No, I refer to what we call ‘real football’, the lower league stuff, played by teams whose players live amongst the public they entertain, who earn wages on a par with what some of us fans earn, plain men whose physical imperfections have not been erased at the grooming salon, the gymnasium, or on Photoshop. There are still two precious weeks before the Premiership assaults our nostrils with the smell of filthy lucre and the sight of pouting prima donnas, whereas League Two, where York City face 46 games over the next  nine months, is up and running.

About 4,350 of us showed up for Saturday’s opening fixture - a figure some way up on last year’s average. Our opponents, Northampton Town, brought about 700 supporters. Fans like theirs enjoy a fixture at York, especially in the nice weather.
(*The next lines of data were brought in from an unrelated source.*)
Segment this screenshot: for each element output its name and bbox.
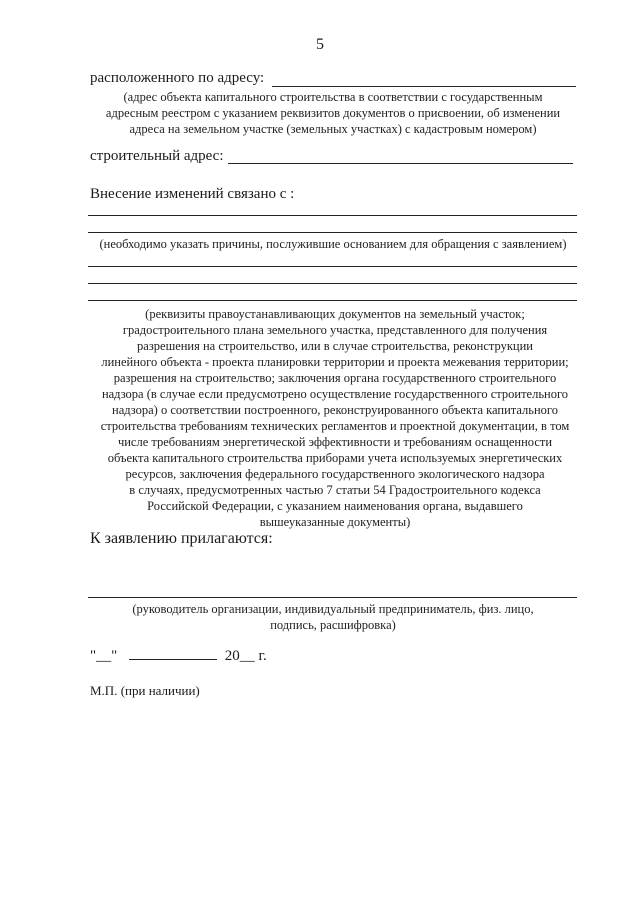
changes-input-line-1[interactable]	[88, 215, 577, 216]
requisites-hint-line: ресурсов, заключения федерального государственного экологического надзора	[125, 467, 545, 481]
reason-hint	[88, 236, 578, 252]
requisites-hint-line: строительства требованиям технических регламентов и проектной документации, в том	[100, 419, 570, 433]
requisites-hint-line: (реквизиты правоустанавливающих документов на земельный участок;	[145, 307, 525, 321]
signature-hint	[88, 601, 578, 633]
requisites-hint-line: в случаях, предусмотренных частью 7 статьи 54 Градостроительного кодекса	[129, 483, 541, 497]
requisites-input-line-2[interactable]	[88, 283, 577, 284]
requisites-hint-line: объекта капитального строительства приборами учета используемых энергетических	[107, 451, 563, 465]
address-input-line[interactable]	[272, 86, 576, 87]
date-day[interactable]: "__"	[90, 648, 118, 664]
building-address-label: строительный адрес:	[90, 148, 224, 164]
attachments-label: К заявлению прилагаются:	[90, 530, 273, 547]
address-label: расположенного по адресу:	[90, 70, 265, 86]
date-field	[90, 648, 267, 665]
requisites-hint-line: вышеуказанные документы)	[259, 515, 411, 529]
address-hint-line: адресным реестром с указанием реквизитов документов о присвоении, об изменении	[105, 106, 561, 120]
requisites-hint-line: Российской Федерации, с указанием наименования органа, выдавшего	[147, 499, 523, 513]
requisites-input-line-1[interactable]	[88, 266, 577, 267]
reason-hint-line: (необходимо указать причины, послужившие основанием для обращения с заявлением)	[99, 237, 567, 251]
address-field	[90, 70, 264, 87]
requisites-hint-line: линейного объекта - проекта планировки территории и проекта межевания территории;	[101, 355, 569, 369]
requisites-hint-line: разрешения на строительство, или в случае строительства, реконструкции	[137, 339, 533, 353]
requisites-hint-line: надзора (в случае если предусмотрено осуществление государственного строительного	[101, 387, 569, 401]
address-hint-line: адреса на земельном участке (земельных участках) с кадастровым номером)	[129, 122, 537, 136]
page-number: 5	[316, 36, 324, 53]
requisites-hint-line: градостроительного плана земельного участка, представленного для получения	[122, 323, 548, 337]
building-address-input-line[interactable]	[228, 163, 573, 164]
date-month-line[interactable]	[129, 659, 217, 660]
signature-hint-line: подпись, расшифровка)	[270, 618, 396, 632]
requisites-input-line-3[interactable]	[88, 300, 577, 301]
requisites-hint-line: числе требованиям энергетической эффективности и требованиям оснащенности	[117, 435, 553, 449]
requisites-hint	[80, 306, 590, 530]
address-hint-line: (адрес объекта капитального строительства в соответствии с государственным	[123, 90, 543, 104]
requisites-hint-line: надзора) о соответствии построенного, реконструированного объекта капитального	[112, 403, 558, 417]
stamp-label: М.П. (при наличии)	[90, 683, 200, 698]
changes-input-line-2[interactable]	[88, 232, 577, 233]
changes-field	[90, 186, 294, 203]
date-year[interactable]: 20__	[224, 648, 255, 664]
building-address-field	[90, 148, 224, 165]
requisites-hint-line: разрешения на строительство; заключения органа государственного строительного	[113, 371, 557, 385]
address-hint	[88, 89, 578, 137]
changes-label: Внесение изменений связано с :	[90, 186, 295, 202]
signature-hint-line: (руководитель организации, индивидуальный предприниматель, физ. лицо,	[132, 602, 534, 616]
signature-input-line[interactable]	[88, 597, 577, 598]
date-year-suffix: г.	[258, 648, 267, 664]
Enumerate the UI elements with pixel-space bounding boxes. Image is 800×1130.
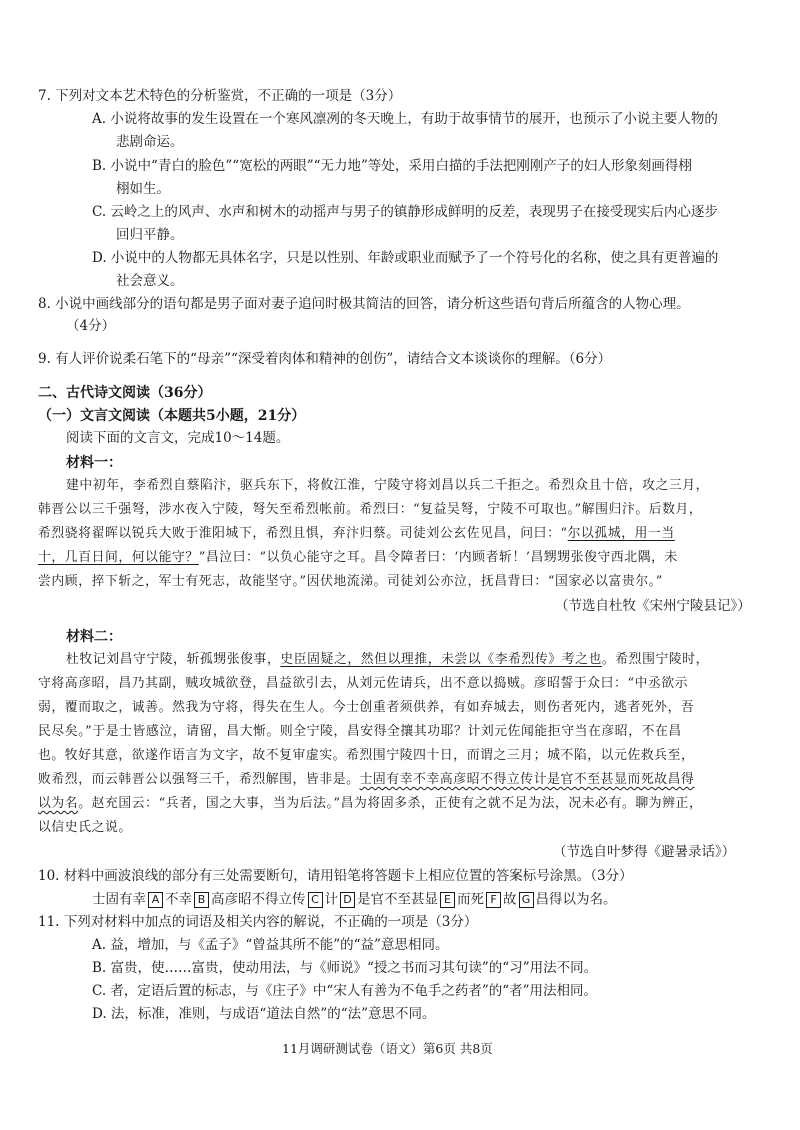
page-footer: 11月调研测试卷（语文）第6页 共8页 <box>282 1041 493 1056</box>
q11-option-b: B. 富贵，使……富贵，使动用法，与《师说》“授之书而习其句读”的“习”用法不同。 <box>92 960 598 976</box>
material2-line2: 守将高彦昭，昌乃其副，贼攻城欲登，昌益欲引去，从刘元佐请兵，出不意以捣贼。彦昭誓于众曰：“中丞欲示 <box>38 676 689 691</box>
mark-box-a[interactable]: A <box>148 892 163 908</box>
q7-option-a-line1: A. 小说将故事的发生设置在一个寒风凛冽的冬天晚上，有助于故事情节的展开，也预示了小说主要人物的 <box>92 111 718 127</box>
reading-instruction: 阅读下面的文言文，完成10～14题。 <box>66 430 290 446</box>
material2-line5: 也。牧好其意，欲遂作语言为文字，故不复审虚实。希烈围宁陵四十日，而谓之三月；城不陷，以元佐救兵至， <box>38 748 695 763</box>
material1-line5: 尝内顾，捽下斩之，军士有死志，故能坚守。”因伏地流涕。司徒刘公亦泣，抚昌背曰：“国家必以富贵尔。” <box>38 574 663 589</box>
material1-line3: 希烈骁将翟晖以锐兵大败于淮阳城下，希烈且惧，弃汴归蔡。司徒刘公玄佐见昌，问曰：“尔以孤城，用一当 <box>38 526 675 541</box>
material2-line4: 民尽矣。”于是士皆感泣，请留，昌大惭。则全宁陵，昌安得全攘其功耶？计刘元佐闻能拒守当在彦昭，不在昌 <box>38 724 682 739</box>
mark-box-b[interactable]: B <box>194 892 209 908</box>
material2-line6: 败希烈，而云韩晋公以强弩三千，希烈解围，皆非是。士固有幸不幸高彦昭不得立传计是官不至甚显而死故昌得 <box>38 772 695 787</box>
section-title: 二、古代诗文阅读（36分） <box>38 385 212 401</box>
q10-stem: 10. 材料中画波浪线的部分有三处需要断句，请用铅笔将答题卡上相应位置的答案标号涂黑。（3分） <box>38 868 633 884</box>
material1-underlined-2: 十，几百日间，何以能守？ <box>38 550 199 565</box>
q7-stem: 7. 下列对文本艺术特色的分析鉴赏，不正确的一项是（3分） <box>38 88 402 104</box>
mark-box-c[interactable]: C <box>308 892 323 908</box>
subsection-title: （一）文言文阅读（本题共5小题，21分） <box>38 408 306 424</box>
q10-sentence: 士固有幸 A 不幸 B 高彦昭不得立传 C 计 D 是官不至甚显 E 而死 F 故 G 昌得以为名。 <box>92 891 617 908</box>
material2-source: （节选自叶梦得《避暑录话》） <box>553 844 736 860</box>
material1-line1: 建中初年，李希烈自蔡陷汴，驱兵东下，将攸江淮，宁陵守将刘昌以兵二千拒之。希烈众且十倍，攻之三月， <box>66 478 710 493</box>
material2-wavy-1: 士固有幸不幸高彦昭不得立传计是官不至甚显而死故昌得 <box>359 772 695 787</box>
mark-box-g[interactable]: G <box>519 892 534 908</box>
q7-option-c-line2: 回归平静。 <box>116 227 184 243</box>
q8-line1: 8. 小说中画线部分的语句都是男子面对妻子追问时极其简洁的回答，请分析这些语句背后所蕴含的人物心理。 <box>38 296 690 312</box>
mark-box-e[interactable]: E <box>440 892 455 908</box>
material2-underlined-1: 史臣固疑之，然但以理推，未尝以《李希烈传》考之也 <box>280 652 602 667</box>
material2-line8: 以信史氏之说。 <box>38 820 132 835</box>
material2-label: 材料二： <box>66 629 122 645</box>
material2-line3: 弱，覆而取之，诚善。然我为守将，得失在生人。今士创重者须供养，有如弃城去，则伤者死内，逃者死外，吾 <box>38 700 695 715</box>
q11-option-d: D. 法，标准，准则，与成语“道法自然”的“法”意思不同。 <box>92 1006 436 1022</box>
material1-underlined-1: 尔以孤城，用一当 <box>567 526 675 541</box>
material1-line4: 十，几百日间，何以能守？”昌泣曰：“以负心能守之耳。昌令障者曰：‘内顾者斩！’昌甥甥张俊守西北隅，未 <box>38 550 678 565</box>
material1-source: （节选自杜牧《宋州宁陵县记》） <box>555 598 751 614</box>
q8-line2: （4分） <box>66 318 116 334</box>
q7-option-b-line1: B. 小说中“青白的脸色”“宽松的两眼”“无力地”等处，采用白描的手法把刚刚产子的妇人形象刻画得栩 <box>92 158 692 174</box>
material2-wavy-2: 以为名 <box>38 796 79 811</box>
q7-option-d-line2: 社会意义。 <box>116 273 184 289</box>
material2-line1: 杜牧记刘昌守宁陵，斩孤甥张俊事，史臣固疑之，然但以理推，未尝以《李希烈传》考之也。希烈围宁陵时， <box>66 652 710 667</box>
material1-line2: 韩晋公以三千强弩，涉水夜入宁陵，弩矢至希烈帐前。希烈曰：“复益吴弩，宁陵不可取也。”解围归汴。后数月， <box>38 502 703 517</box>
q7-option-c-line1: C. 云岭之上的风声、水声和树木的动摇声与男子的镇静形成鲜明的反差，表现男子在接受现实后内心逐步 <box>92 204 718 220</box>
mark-box-f[interactable]: F <box>486 892 501 908</box>
q11-stem: 11. 下列对材料中加点的词语及相关内容的解说，不正确的一项是（3分） <box>38 914 478 930</box>
q11-option-a: A. 益，增加，与《孟子》“曾益其所不能”的“益”意思相同。 <box>92 937 449 953</box>
mark-box-d[interactable]: D <box>340 892 355 908</box>
q9-line1: 9. 有人评价说柔石笔下的“母亲”“深受着肉体和精神的创伤”，请结合文本谈谈你的理解。（6分） <box>38 351 612 367</box>
material2-line7: 以为名。赵充国云：“兵者，国之大事，当为后法。”昌为将固多杀，正使有之就不足为法，况未必有。聊为辨正， <box>38 796 703 811</box>
q11-option-c: C. 者，定语后置的标志，与《庄子》中“宋人有善为不龟手之药者”的“者”用法相同。 <box>92 983 598 999</box>
q7-option-b-line2: 栩如生。 <box>116 181 170 197</box>
material1-label: 材料一： <box>66 455 122 471</box>
q7-option-d-line1: D. 小说中的人物都无具体名字，只是以性别、年龄或职业而赋予了一个符号化的名称，使之具有更普遍的 <box>92 250 719 266</box>
q7-option-a-line2: 悲剧命运。 <box>116 134 184 150</box>
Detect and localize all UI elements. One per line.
It’s a great day out in a delightful city – and the beer ain’t bad. They arrived with high hopes of the coming season. Last year they got all the way to the play-off final at Wembley, only to be walloped by Bradford City, so they’ll be looking to go one better this time around. 

For me, returning to the terraces after three months was a little like going back to school after the long holiday: same old faces but a few signs of change. One of my mates was missing due to a heart operation; one or two others looked a full year older, despite sporting nice sun tans; and there were those youths who have grown a few inches, or had a new haircut, or had a girlfriend in tow. The admission price has gone up too.

The story of the game is pretty much as last season: York outplay the opposition for most of the ninety minutes with a decent passing game, carving out two or three golden opportunities, but never quite manage to stick one away. We even have a good-looking goal disallowed. As the clock ticks around towards a quarter to five I’m heading towards the exit, ready to hurry to the station and get a cup of tea before taking the train north. The 90 minutes are almost up. One last attack brings a corner. Over it comes, up goes 35-year-old Richard Cresswell, playing his first game for York since he departed for – yes, the Premiership, way back in 1999. Nods it down, and in comes new signing Ryan Jarvis to smack it into the net from about fifteen yards. Get in!

I find myself exchanging high fives with an old fellow who confides, ‘If they keep this up I’ll need another bloody heart op.’ That’s when I feel someone leaning against me for support, a fellow waving a crutch in the air. I’m about to shove him away when I see he only has one leg. There follow four tense minutes of added time, then the final whistle. Re-sult.

There was more to this weekend: a bike ride to Bishop Auckland, for example; and a moment’s reflection on the fact that it was forty years today that I left London for the North… but I think I’ll leave that until another day.